Compassionate Communities Week
Covid-19 resources
Recording community responses
End of Life Aid Skills (EASE) learning moved online
Keeping our social media and monthly newsletter going

We passed through the regression phase of a crisis, as we all found ourselves grappling with the enormity of the times we are living through, and adapting to much longer-term changes and effects than we’d planned for. We realised the realities of life – and of death, dying, loss and care – during a pandemic.

The third phase of a crisis is recovery. We begin to reorientate, feel able to revise and to plan ahead. And so it was time to revisit, and rethink, Truacanta. A number of options were laid out to the Truacanta communities. Some of them have chosen to pause until 2021, at which point, I'll be back in touch with them and we'll move forward from there.
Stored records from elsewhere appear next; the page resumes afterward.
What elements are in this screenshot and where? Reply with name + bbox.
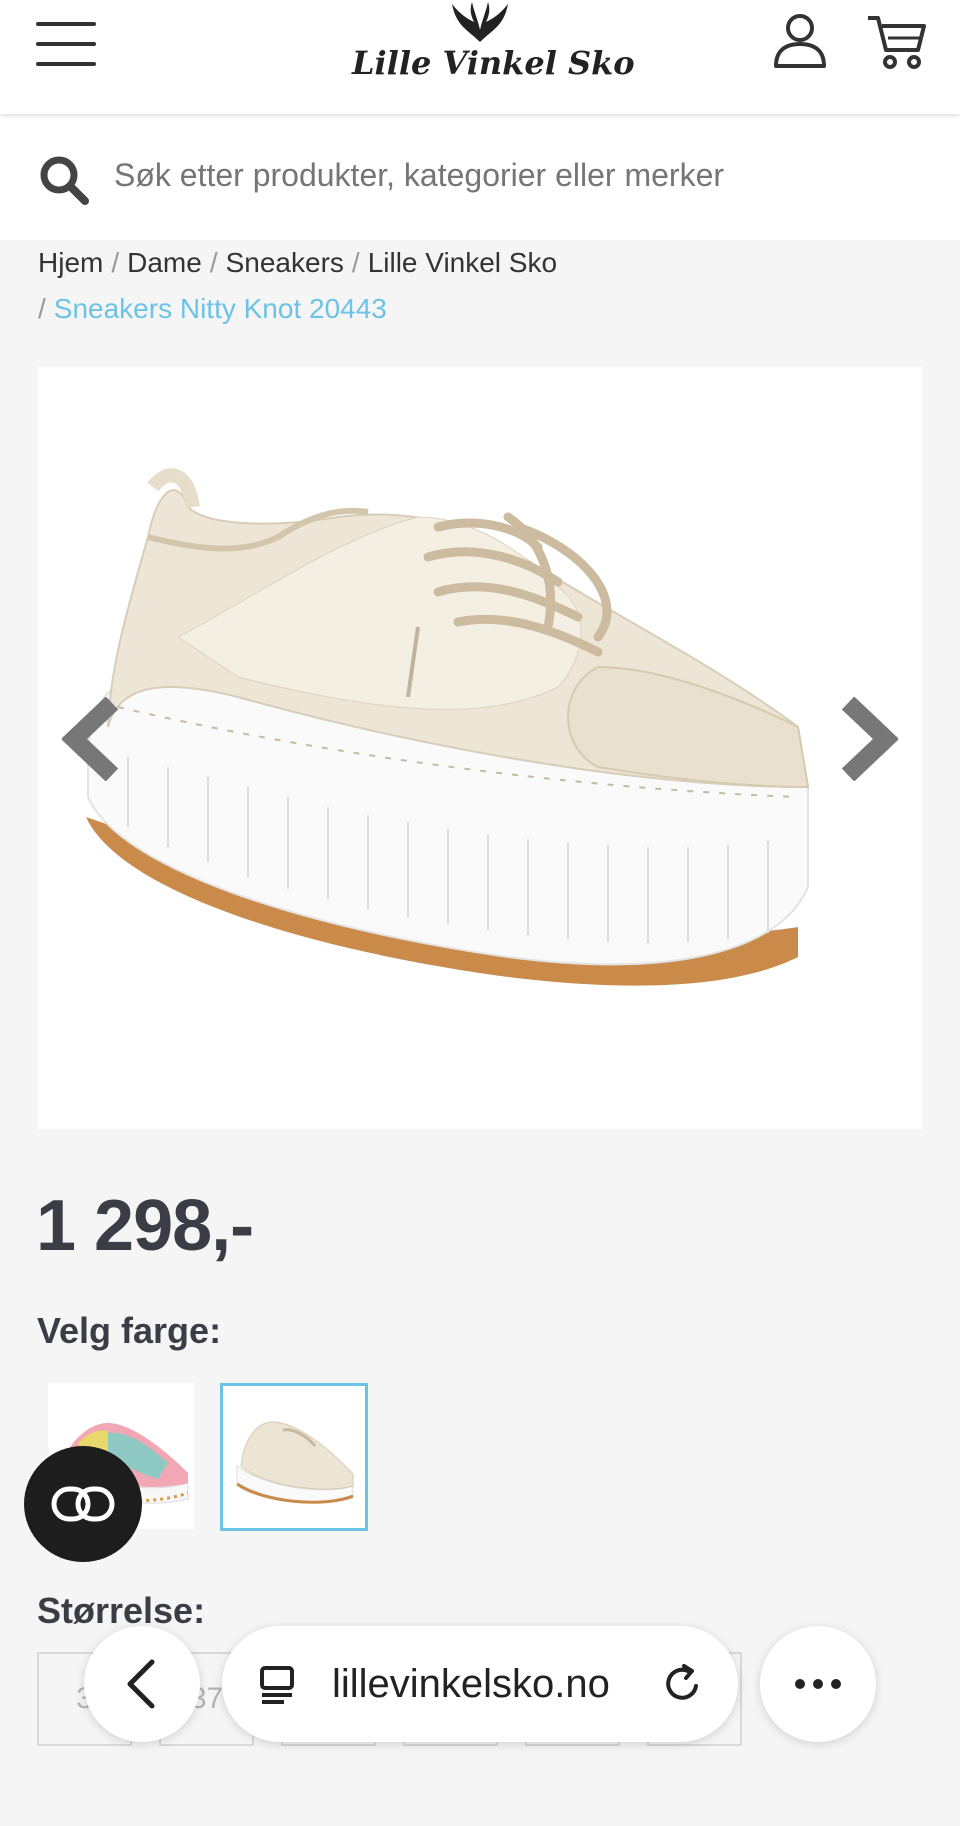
color-swatch-beige-selected[interactable] bbox=[220, 1383, 368, 1531]
link-fab-button[interactable] bbox=[24, 1446, 142, 1562]
more-dots-icon bbox=[795, 1679, 841, 1689]
brand-logo[interactable]: Lille Vinkel Sko bbox=[352, 0, 635, 100]
user-icon[interactable] bbox=[772, 12, 828, 70]
link-icon bbox=[51, 1486, 115, 1522]
size-label-text: Størrelse bbox=[37, 1590, 194, 1631]
product-image[interactable] bbox=[38, 367, 922, 1129]
reload-icon[interactable] bbox=[660, 1662, 704, 1706]
breadcrumb-sneakers[interactable]: Sneakers bbox=[226, 247, 344, 278]
breadcrumb-home[interactable]: Hjem bbox=[38, 247, 103, 278]
browser-back-button[interactable] bbox=[84, 1626, 200, 1742]
antler-logo-icon bbox=[452, 2, 508, 42]
browser-url: lillevinkelsko.no bbox=[332, 1662, 610, 1706]
breadcrumb-separator: / bbox=[209, 247, 218, 278]
back-arrow-icon bbox=[127, 1659, 155, 1709]
site-header: Lille Vinkel Sko bbox=[0, 0, 960, 114]
chevron-right-icon[interactable] bbox=[838, 697, 898, 781]
breadcrumb-current: Sneakers Nitty Knot 20443 bbox=[53, 293, 387, 324]
browser-more-button[interactable] bbox=[760, 1626, 876, 1742]
browser-address-bar[interactable]: lillevinkelsko.no bbox=[222, 1626, 738, 1742]
breadcrumb-dame[interactable]: Dame bbox=[127, 247, 202, 278]
breadcrumb-brand[interactable]: Lille Vinkel Sko bbox=[368, 247, 557, 278]
breadcrumb-separator: / bbox=[38, 293, 46, 324]
chevron-left-icon[interactable] bbox=[62, 697, 122, 781]
search-input[interactable] bbox=[112, 144, 916, 206]
breadcrumb-separator: / bbox=[111, 247, 120, 278]
color-label: Velg farge: bbox=[37, 1310, 222, 1351]
breadcrumb-separator: / bbox=[351, 247, 360, 278]
search-icon[interactable] bbox=[38, 154, 90, 206]
beige-sneaker-thumbnail bbox=[236, 1421, 354, 1504]
search-bar bbox=[0, 114, 960, 240]
sneaker-image bbox=[86, 468, 810, 986]
breadcrumb: Hjem / Dame / Sneakers / Lille Vinkel Sko / Snea… bbox=[38, 240, 938, 332]
brand-name: Lille Vinkel Sko bbox=[352, 44, 635, 82]
color-label-text: Velg farge bbox=[37, 1310, 210, 1351]
tabs-icon[interactable] bbox=[258, 1664, 298, 1706]
cart-icon[interactable] bbox=[866, 12, 926, 70]
menu-icon[interactable] bbox=[36, 22, 96, 70]
product-price: 1 298,- bbox=[36, 1186, 254, 1266]
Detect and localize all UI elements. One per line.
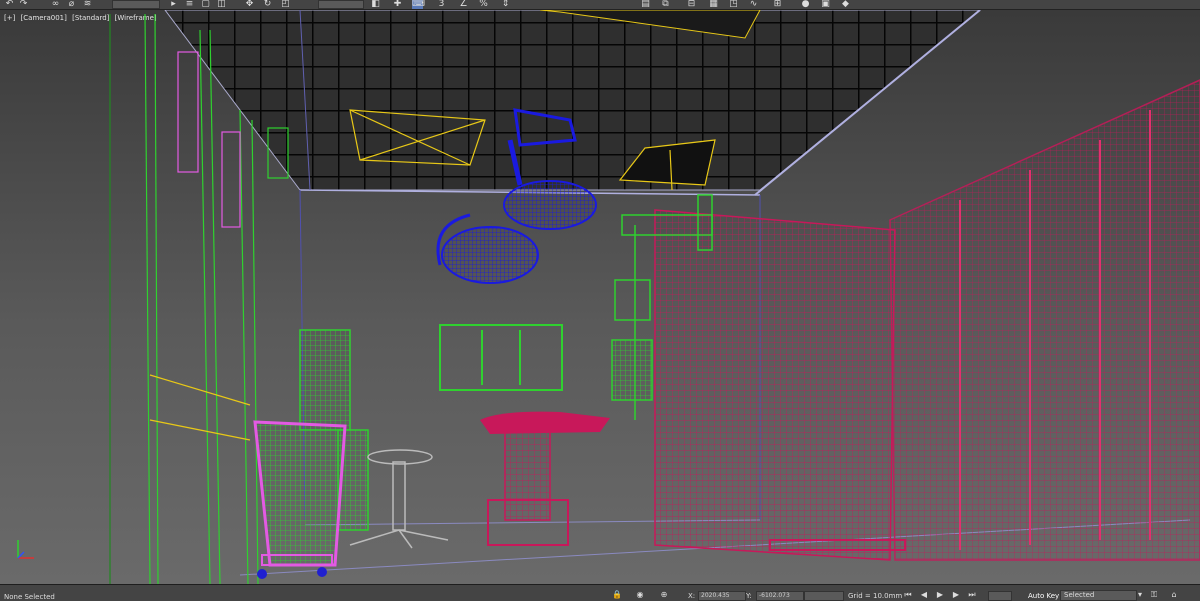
unlink-icon[interactable]: ⌀	[66, 0, 77, 9]
next-frame-icon[interactable]: ▶	[952, 591, 960, 599]
keyboard-shortcut-icon[interactable]: ⌨	[412, 0, 425, 9]
set-key-icon[interactable]: ⚿	[1150, 591, 1158, 599]
operating-table	[480, 411, 610, 546]
bind-icon[interactable]: ≋	[82, 0, 93, 9]
ref-coord-field[interactable]	[318, 0, 364, 9]
absolute-mode-icon[interactable]: ⊕	[660, 591, 668, 599]
select-manipulate-icon[interactable]: ✚	[392, 0, 403, 9]
y-coord-label: Y:	[746, 592, 752, 600]
camera-viewport[interactable]: [+] [Camera001] [Standard] [Wireframe]	[0, 10, 1200, 584]
prev-frame-icon[interactable]: ◀	[920, 591, 928, 599]
percent-snap-icon[interactable]: %	[478, 0, 489, 9]
rect-select-icon[interactable]: ▢	[200, 0, 211, 9]
link-icon[interactable]: ∞	[50, 0, 61, 9]
angle-snap-icon[interactable]: ∠	[458, 0, 469, 9]
status-bar: None Selected 🔒 ◉ ⊕ X: 2020.435 Y: -6102…	[0, 584, 1200, 601]
ceiling-grid	[164, 10, 981, 196]
render-setup-icon[interactable]: ▣	[820, 0, 831, 9]
go-to-start-icon[interactable]: ⏮	[904, 591, 912, 599]
mirror-icon[interactable]: ⧉	[660, 0, 671, 9]
rotate-icon[interactable]: ↻	[262, 0, 273, 9]
x-coord-label: X:	[688, 592, 696, 600]
redo-icon[interactable]: ↷	[18, 0, 29, 9]
main-toolbar: ↶ ↷ ∞ ⌀ ≋ ▸ ≡ ▢ ◫ ✥ ↻ ◰ ◧ ✚ ⌨ 3 ∠ % ⇕ ▤ …	[0, 0, 1200, 10]
move-icon[interactable]: ✥	[244, 0, 255, 9]
isolate-icon[interactable]: ◉	[636, 591, 644, 599]
named-selection-icon[interactable]: ▤	[640, 0, 651, 9]
key-filters-icon[interactable]: ⌂	[1170, 591, 1178, 599]
select-by-name-icon[interactable]: ≡	[184, 0, 195, 9]
window-crossing-icon[interactable]: ◫	[216, 0, 227, 9]
lock-icon[interactable]: 🔒	[612, 591, 622, 599]
wall-monitor	[439, 324, 563, 391]
snap-toggle-icon[interactable]: 3	[436, 0, 447, 9]
align-icon[interactable]: ⊟	[686, 0, 697, 9]
auto-key-button[interactable]: Auto Key	[1028, 592, 1059, 600]
selection-set-dropdown[interactable]: Selected	[1060, 590, 1137, 601]
material-editor-icon[interactable]: ●	[800, 0, 811, 9]
supply-cart	[253, 420, 347, 579]
layer-icon[interactable]: ▦	[708, 0, 719, 9]
select-icon[interactable]: ▸	[168, 0, 179, 9]
render-icon[interactable]: ◆	[840, 0, 851, 9]
undo-icon[interactable]: ↶	[4, 0, 15, 9]
go-to-end-icon[interactable]: ⏭	[968, 591, 976, 599]
curve-editor-icon[interactable]: ∿	[748, 0, 759, 9]
chevron-down-icon[interactable]: ▾	[1136, 591, 1144, 599]
scale-icon[interactable]: ◰	[280, 0, 291, 9]
select-filter-field[interactable]	[112, 0, 160, 9]
spinner-snap-icon[interactable]: ⇕	[500, 0, 511, 9]
pivot-icon[interactable]: ◧	[370, 0, 381, 9]
wireframe-scene	[17, 10, 1200, 584]
axis-gizmo	[17, 540, 34, 559]
scene-explorer-icon[interactable]: ◳	[728, 0, 739, 9]
play-icon[interactable]: ▶	[936, 591, 944, 599]
grid-size-label: Grid = 10.0mm	[848, 592, 903, 600]
schematic-icon[interactable]: ⊞	[772, 0, 783, 9]
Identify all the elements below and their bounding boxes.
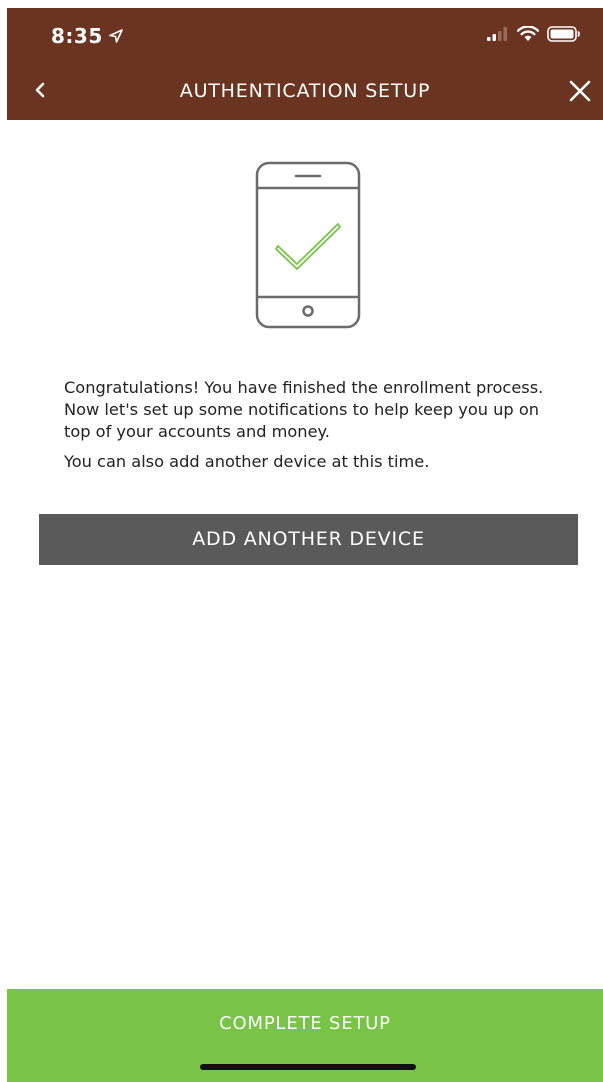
status-time-label: 8:35: [51, 24, 103, 48]
app-screen: 8:35 AUTHENTICATION SETUP Congratulation…: [7, 8, 603, 1082]
top-bar: 8:35 AUTHENTICATION SETUP: [7, 8, 603, 120]
close-button[interactable]: [567, 78, 593, 104]
message-paragraph-congrats: Congratulations! You have finished the e…: [64, 378, 544, 441]
location-arrow-icon: [108, 29, 123, 43]
wifi-icon: [517, 26, 539, 41]
cellular-signal-icon: [487, 27, 507, 41]
status-time: 8:35: [51, 24, 123, 48]
home-indicator: [200, 1064, 416, 1070]
message-paragraph-add-device: You can also add another device at this …: [64, 452, 430, 471]
add-another-device-button[interactable]: ADD ANOTHER DEVICE: [39, 514, 578, 565]
battery-icon: [547, 26, 580, 42]
enrollment-message: Congratulations! You have finished the e…: [64, 377, 564, 481]
phone-checkmark-icon: [255, 161, 361, 329]
close-icon: [569, 80, 591, 102]
status-icons: [487, 26, 581, 42]
page-title: AUTHENTICATION SETUP: [179, 80, 431, 102]
complete-setup-label: COMPLETE SETUP: [219, 1013, 391, 1034]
Some of them have chosen to continue, revising plans as we go, and they have a number of exciting strands they’re going to start developing – watch this space for more information.

And in the meantime I will be exploring other ways that the Truacanta Project can support and grow compassionate communities in Scotland. This will include seeing what I can do to support members of the Scottish Compassionate Communities Network – a national network for people and organisations who want to get involved in practical work to build compassion in their own community, with a particular focus on improving people's experiences of deteriorating health, death, dying and bereavement.

The aim of the network is to provide opportunities for people to come together and share learning, experience, ideas and motivation. When lockdown hit, we were in the midst of organising a big get-together in May to do just that. That couldn’t happen, but there are lots of other ways we can provide such opportunities and other resources, and we’ve put together a brief survey to assess which of those would be most useful for you – and if there’s anything we haven’t thought of. We’d be very grateful if you could take a couple of minutes to fill this out: Survey

As a community development worker, I know that with community work it is impossible to make concrete plans and stick to them. It’s never a linear process, and an important part of it is adapting to circumstances and changing needs. I’m familiar with the art of coddiwompling. And we are currently coddiwompling more than ever: we are still aiming to improve local experiences of death, dying, loss and care; we are just going to take some more scenic routes along the way.